Wearable technology could go in a whole new direction with Google’s Project Jacquard

This new Advanced Technology and Projects group wants wearables to be somewhat like fabric touchscreens.

Google is testing out a whole new direction for its wearable technology through the manufacture of some very high-tech fabrics that could be incorporated into wearables that could be worn as clothing.

This effort is being made by the company’s Project Soli and Project Jacquard teams in its new projects group.

They are a part of the Google Advanced Technology and Projects Group. Those two projects, which actually weave the electronics right into fabrics that can be worn as a combination of clothing and wearable technology, and that use a gesture-based interface, were first unveiled in San Francisco at the Google I/O developer event on Friday.
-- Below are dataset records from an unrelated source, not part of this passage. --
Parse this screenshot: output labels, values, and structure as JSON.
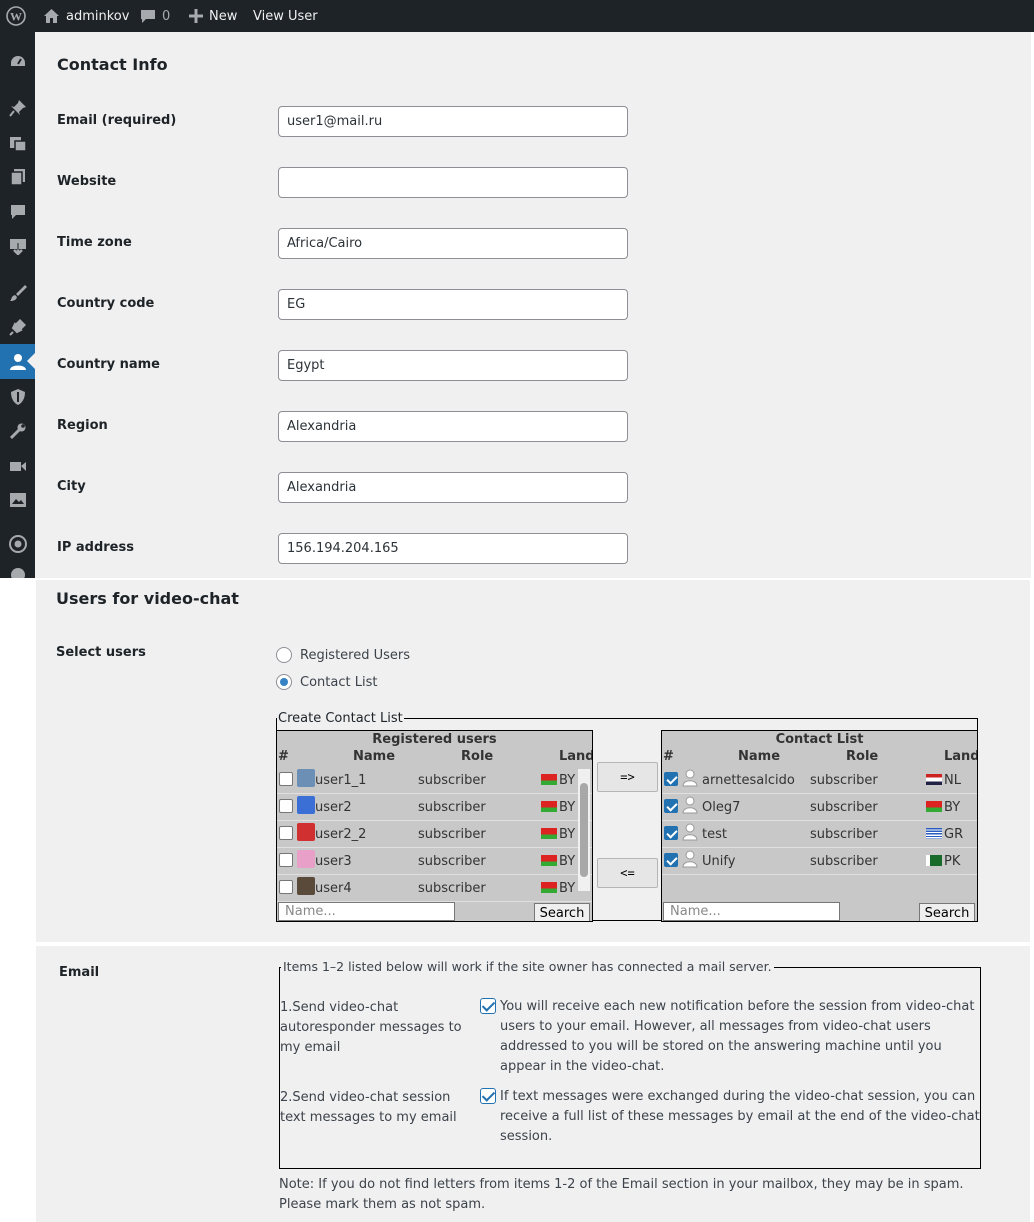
{
  "adminbar": {
    "wp_logo": "wordpress-icon",
    "site_name": "adminkov",
    "comments_count": "0",
    "new_label": "New",
    "view_user_label": "View User"
  },
  "sidebar": {
    "items": [
      "dashboard-icon",
      "pin-icon",
      "media-icon",
      "pages-icon",
      "comments-icon",
      "download-icon",
      "appearance-icon",
      "plugins-icon",
      "users-icon",
      "shield-icon",
      "tools-icon",
      "video-icon",
      "gallery-icon",
      "eye-icon"
    ],
    "active_index": 8
  },
  "contact_info": {
    "title": "Contact Info",
    "fields": [
      {
        "label": "Email (required)",
        "value": "user1@mail.ru"
      },
      {
        "label": "Website",
        "value": ""
      },
      {
        "label": "Time zone",
        "value": "Africa/Cairo"
      },
      {
        "label": "Country code",
        "value": "EG"
      },
      {
        "label": "Country name",
        "value": "Egypt"
      },
      {
        "label": "Region",
        "value": "Alexandria"
      },
      {
        "label": "City",
        "value": "Alexandria"
      },
      {
        "label": "IP address",
        "value": "156.194.204.165"
      }
    ]
  },
  "video_chat": {
    "title": "Users for video-chat",
    "select_label": "Select users",
    "radios": [
      {
        "label": "Registered Users",
        "checked": false
      },
      {
        "label": "Contact List",
        "checked": true
      }
    ],
    "fieldset_legend": "Create Contact List",
    "registered": {
      "title": "Registered users",
      "columns": [
        "#",
        "Name",
        "Role",
        "Land"
      ],
      "rows": [
        {
          "name": "user1_1",
          "role": "subscriber",
          "land": "BY"
        },
        {
          "name": "user2",
          "role": "subscriber",
          "land": "BY"
        },
        {
          "name": "user2_2",
          "role": "subscriber",
          "land": "BY"
        },
        {
          "name": "user3",
          "role": "subscriber",
          "land": "BY"
        },
        {
          "name": "user4",
          "role": "subscriber",
          "land": "BY"
        }
      ],
      "search_placeholder": "Name...",
      "search_button": "Search"
    },
    "move_right": "=>",
    "move_left": "<=",
    "contacts": {
      "title": "Contact List",
      "columns": [
        "#",
        "Name",
        "Role",
        "Land"
      ],
      "rows": [
        {
          "name": "arnettesalcido",
          "role": "subscriber",
          "land": "NL"
        },
        {
          "name": "Oleg7",
          "role": "subscriber",
          "land": "BY"
        },
        {
          "name": "test",
          "role": "subscriber",
          "land": "GR"
        },
        {
          "name": "Unify",
          "role": "subscriber",
          "land": "PK"
        }
      ],
      "search_placeholder": "Name...",
      "search_button": "Search"
    }
  },
  "email": {
    "label": "Email",
    "legend": "Items 1–2 listed below will work if the site owner has connected a mail server.",
    "items": [
      {
        "label": "1.Send video-chat autoresponder messages to my email",
        "desc": "You will receive each new notification before the session from video-chat users to your email. However, all messages from video-chat users addressed to you will be stored on the answering machine until you appear in the video-chat."
      },
      {
        "label": "2.Send video-chat session text messages to my email",
        "desc": "If text messages were exchanged during the video-chat session, you can receive a full list of these messages by email at the end of the video-chat session."
      }
    ],
    "note": "Note: If you do not find letters from items 1-2 of the Email section in your mailbox, they may be in spam. Please mark them as not spam."
  },
  "colors": {
    "admin_dark": "#1d2327",
    "accent": "#2271b1",
    "panel_bg": "#f0f0f1"
  }
}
By bringing those two projects together, the result has been what could somewhat be described as a fabric that functions a bit like a touchscreen.

Coming in contact with this wearable technology in various ways would activate it like a touchscreen.

There are different ways of stroking over the tech fabric, which would signal different events to take place. One could, for example, make a call over a smartphone, while another might turn the lights on in a room. Various types of contact with the patch of technology woven fabric would make it possible to accomplish an array of different types of goals.

In order to get in on the potential for this wearable tech, Levi Strauss & Co. has already entered into a partnership deal with Google.

Project Jacquard, itself, brings two different types of technologies together. The first is to weave together the conductive threads and work them into a patch of cloth. The second is to create an electronics package that would function with those threads in order to be able to read what they have sensed, so that it can be relayed into a type of signal that could be understood by a computer.

This wearable technology project was named after the first mechanical loom in history that was designed to be able to create complex fabric styles and patterns (one example of what it could do was brocades).